Prime Minister Benjamin Netanyahu’s pardon request advanced on Tuesday after Heritage Minister Amichai Eliyahu submitted his opinion to President Isaac Herzog, together with the Justice Ministry pardons department’s legal assessment and accompanying materials.

The President’s Residence said that the file would now move to its internal legal review process. Eliyahu took over handling the request from Justice Minister Yariv Levin.

According to the President’s Residence, Herzog thanked Eliyahu and the pardons department for what it described as thorough and comprehensive work carried out in line with the relevant procedures.

Responding to Eliyahu’s recommendation, NGO the Movement for Quality Government in Israel said the minister was advancing “a disgraceful and improper political decision” contrary to the recommendation of professional authorities, and argued that the pardon process must not become “a refuge city for corrupt elected officials.”

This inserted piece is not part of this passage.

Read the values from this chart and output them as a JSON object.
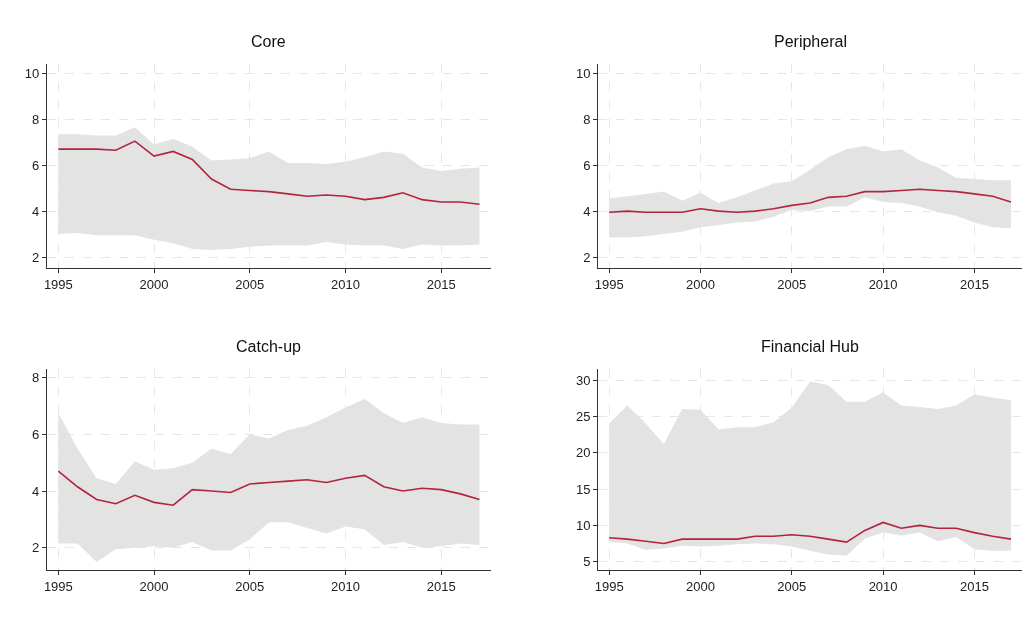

In a sharply worded statement, the group said that while missiles were falling on Israeli cities, Eliyahu had chosen to submit a recommendation for a pardon for the prime minister.

Amichai Eliyahu
Amichai Eliyahu (credit: Olivia Pitosi)

“The timing is not accidental; under cover of war, they are advancing a pardon,” the group said, adding that, in its view, the move stood in direct contradiction to the pardons department’s position that the request did not meet legal requirements, and warned that granting a pardon under such circumstances – without an admission of guilt, without remorse, and without leaving office – would amount to direct harm to the separation of powers and set a dangerous precedent, allowing elected officials to use political power to evade judgment.

The organization called on Herzog to stop avoiding a decision and rule, saying a pardon “is not a gift granted because of an attack in Iran” and that the process must not become a shelter for corrupt public officials.

The submission marks another step in one of Israel’s most unusual clemency proceedings, given that Netanyahu’s criminal trial is still ongoing.

Netanyahu formally submitted the request on November 30, 2025, in what the President’s Office at the time described as an extraordinary move with significant implications.

Under the standard procedure outlined then, the request was first transferred to the Justice Ministry’s pardons department, whose assessments were to be forwarded for legal review before Herzog makes a final decision.

From the outset, the request unfolded against a sustained public and political campaign to halt the trial. In June 2025, US President Donald Trump publicly called on Israel to pardon Netanyahu or cancel the trial altogether, intensifying calls from Netanyahu’s supporters to use the presidency to end the proceedings.

That pressure later moved from public rhetoric into formal channels.

In October 2025, several senior ministers sent a letter to Herzog, arguing that the trial had become socially destructive and urging presidential intervention, in a further escalation of efforts to stop a case that began in 2020 and is now deep into cross-examination.

Trump later sent Herzog a signed letter urging him to pardon Netanyahu, calling the case political persecution. Netanyahu submitted his own formal pardon request later that month.

Netanyahu’s trial faces unprecedented move amid ongoing war

Tuesday’s development advances an effort with little precedent in Israel: seeking to short-circuit the country’s most consequential ongoing criminal trial while the defendant remains in office, the war persists, and security pressures continue to dominate public life.

Netanyahu was indicted in Cases 1000, 2000, and 4000 on bribery, fraud, and breach-of-trust charges, and has pleaded not guilty.

The trial, which opened in 2020, remains in the cross-examination stage. Herzog has said any decision on a pardon would be made independently, according to Israeli law and his conscience.